Dr Harvey M Tarvydas
@DELIRIOUS – Posted Thursday, 9 September 2010 at 1:57 pm
He’s read my comment posted at Crikey articles a few times before and just after the election where I have (as an expert in psychology science) discovered and described an interesting Australian communal (the group of ignorant poor old Aussies who can’t see through abject stupidity when the ‘right important people’ are defining the smart community) mental illness promoted by and/or suffered by media experts and opinion creators in business which in its most basic form is an ability to swallow as a realistic and intelligent notion the idea that a current and sophisticated international market based economically literate smart Aussie ‘should pay more tax so that the worlds richest foreign companies who make their most super global profits in Australia can pay less tax and even insist on this when the leading group of those companies have confessed to their greedy attitude and agreed to pay more tax as a fair thing so average Aussie Joe Blow can pay less.
This is just like that mental condition known as ‘the sucker who insists on sucking even if it hurts him’ (he’ll call it loyalty even if it was resisted).

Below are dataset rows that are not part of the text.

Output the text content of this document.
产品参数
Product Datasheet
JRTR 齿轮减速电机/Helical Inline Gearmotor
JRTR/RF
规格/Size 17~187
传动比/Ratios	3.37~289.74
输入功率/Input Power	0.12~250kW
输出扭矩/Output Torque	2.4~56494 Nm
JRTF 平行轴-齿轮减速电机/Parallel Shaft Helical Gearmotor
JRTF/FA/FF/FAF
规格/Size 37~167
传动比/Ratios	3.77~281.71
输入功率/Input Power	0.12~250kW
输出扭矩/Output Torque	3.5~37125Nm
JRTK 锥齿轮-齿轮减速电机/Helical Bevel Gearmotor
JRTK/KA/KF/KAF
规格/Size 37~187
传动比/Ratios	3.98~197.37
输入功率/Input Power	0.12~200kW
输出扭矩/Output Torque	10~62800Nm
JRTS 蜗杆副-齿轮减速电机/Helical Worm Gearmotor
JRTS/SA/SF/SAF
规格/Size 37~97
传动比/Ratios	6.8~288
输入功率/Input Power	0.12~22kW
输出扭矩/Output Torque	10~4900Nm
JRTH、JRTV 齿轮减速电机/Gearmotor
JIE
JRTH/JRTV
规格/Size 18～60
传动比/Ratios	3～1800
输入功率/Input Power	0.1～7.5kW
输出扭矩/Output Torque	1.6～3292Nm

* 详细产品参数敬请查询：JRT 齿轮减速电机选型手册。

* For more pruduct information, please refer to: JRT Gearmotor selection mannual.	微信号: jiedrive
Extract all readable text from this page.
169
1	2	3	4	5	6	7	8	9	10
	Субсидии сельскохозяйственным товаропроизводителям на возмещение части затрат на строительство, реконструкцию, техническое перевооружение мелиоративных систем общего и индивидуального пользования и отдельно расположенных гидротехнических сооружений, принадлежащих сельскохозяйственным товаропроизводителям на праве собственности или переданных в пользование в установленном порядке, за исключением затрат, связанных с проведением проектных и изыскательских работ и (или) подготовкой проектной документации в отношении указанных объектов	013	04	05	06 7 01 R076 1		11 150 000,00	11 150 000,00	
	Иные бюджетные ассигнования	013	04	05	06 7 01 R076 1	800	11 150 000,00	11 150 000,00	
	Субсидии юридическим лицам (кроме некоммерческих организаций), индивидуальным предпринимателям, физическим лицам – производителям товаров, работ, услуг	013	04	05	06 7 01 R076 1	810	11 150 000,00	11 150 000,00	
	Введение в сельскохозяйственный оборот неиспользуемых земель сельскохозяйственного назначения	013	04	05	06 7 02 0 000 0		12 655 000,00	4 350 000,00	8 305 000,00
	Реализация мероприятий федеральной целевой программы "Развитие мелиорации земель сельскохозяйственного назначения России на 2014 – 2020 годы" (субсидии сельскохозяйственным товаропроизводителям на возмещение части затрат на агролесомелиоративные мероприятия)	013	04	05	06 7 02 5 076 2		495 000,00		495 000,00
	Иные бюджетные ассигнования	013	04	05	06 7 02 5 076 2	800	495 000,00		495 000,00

Well having read my piece he’s trying to change and I love him for it and understand it’s not easy with mistakes to be expected.
It was’nt the RSPT that polarised the community, it was the mining industries’ media campaign and an opportunistic opposition funded by said industry.
An interesting analysis by Kohler. But surely he is being hugely optimistic to imagine that an Opposition leader who spent all his time being unremittingly negative and oppositional will do anything else but continue to be unremittingly negative and oppositional.
Dr Harvey M Tarvydas
@GAVIN MOODIE – Posted Thursday, 9 September 2010 at 4:57 pm
I totally agree with you and what’s worse he (RS Tony Abbott), based on everything he has said since the big loosing day, doesn’t disguise for one moment that the plan is show us what destructive really means and that he’s convinced that there are enough Aussies whom are the perfect drongos and whom will march to his super negative tune till their feet fall off and their children die of starvation.